As an emerging rechargeable battery technology, lithium redox flow batteries (Li-RFB) represent an important advance which is distinct from conventional solid-state rechargeable batteries. In RFBs, the active materials involved in the electrode reactions are soluble.
Researchers have now demonstrated an all-metallocene-based non-aqueous redox flow battery with stable cycling performance and comparable energy density with current related energy storage technologies.
"Different from conventional flow battery chemistries based on metal ions, metallocenes with a metal center sandwiched between two cyclopentadienyl ligands allow more freedom to tune both the physical and chemical characteristics via molecular engineering methods," Guihua Yu, a professor in Materials Science and Engineering, Mechanical Engineering, at the Texas Materials Institute, University of Texas at Austin, explains to Nanowerk. "In our recent work we propose a prototype Li-RFB by exploiting appropriate metallocenes to serve as both cathode-active and anode-active materials."
"This all-metallocene-based Li-RFB shows that organometallic materials represent an important direction towards high performance non-aqueous RFBs," he points out.
In light of these works, in their present research the team made a step further by developing an organic full flow battery using metallocenes as both catholyte and anolyte redox species for Li-based non-aqueous redox flow batteries.
This novel energy storage system combines the concept and advantage of Li-ion batteries and redox flow batteries, and steps further beyond the conventional intercalation electrode materials and the conventional redox flow batteries.
Compared with conventional redox flow batteries in water, the working potential of metallocene-based non-aqueous redox flow battery can be lifted. Considering other benefits, such as high energy density, environmental-benignity and potentially low cost, this novel redox flow battery is highly suitable for stationary energy storage.
"As organometallic redox species, the cyclopentadienyl ligands in metallocene provide more flexibility to tune both the physical and chemical properties of electroactive materials," notes Yu. "In this present paper, we already tuned the redox potential by functionalizing electron-donating or electron-withdrawing groups. In the next stage, we will try to increase the solubility of metallocenes by further chemical modifications such as adding long chain ethers, which would be beneficial to realize even higher energy density."

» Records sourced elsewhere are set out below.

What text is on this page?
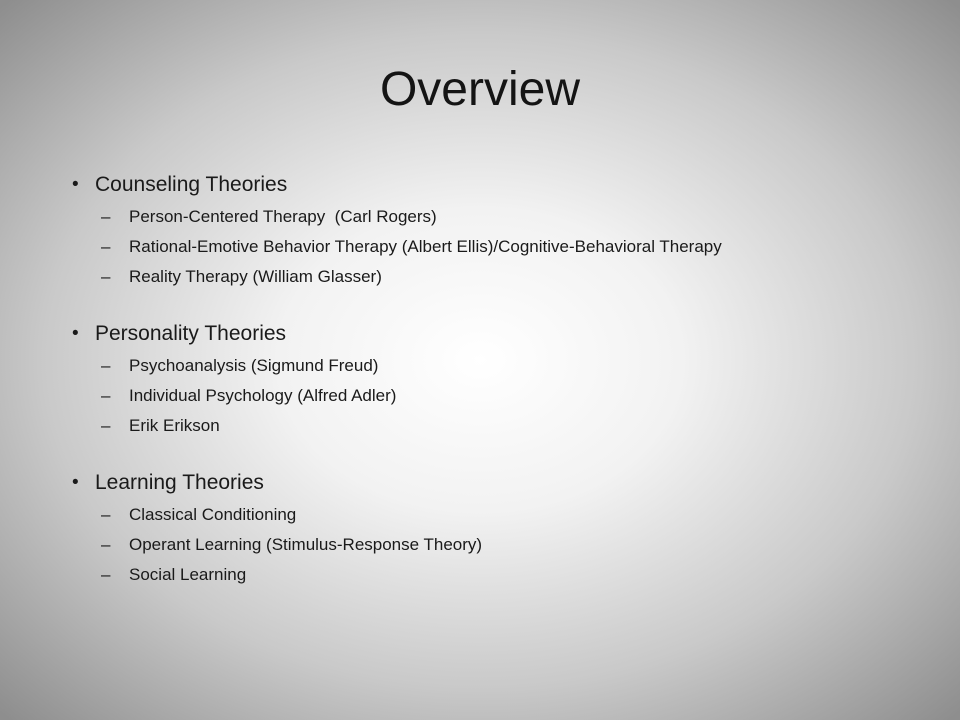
Overview
• Counseling Theories
– Person-Centered Therapy  (Carl Rogers)
– Rational-Emotive Behavior Therapy (Albert Ellis)/Cognitive-Behavioral Therapy
– Reality Therapy (William Glasser)
• Personality Theories
– Psychoanalysis (Sigmund Freud)
– Individual Psychology (Alfred Adler)
– Erik Erikson
• Learning Theories
– Classical Conditioning
– Operant Learning (Stimulus-Response Theory)
– Social Learning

He points out, though, that the power density of the current device is limited by the LISICON-type solid electrolyte as separator, as was used in this study. Further development of advanced separators with higher conductivity and stability can help alleviate this problem.
"The redox reactions of metallocenes still rely on the metals, and adoption of organic species to construct metal-free redox flow battery will be an important future research direction," concludes Yu. "This field is still in its infancy and some specific challenges include instable organic intermediates, high-cost of organic synthesis using precious metal-based catalysts, and lack of organic anode materials."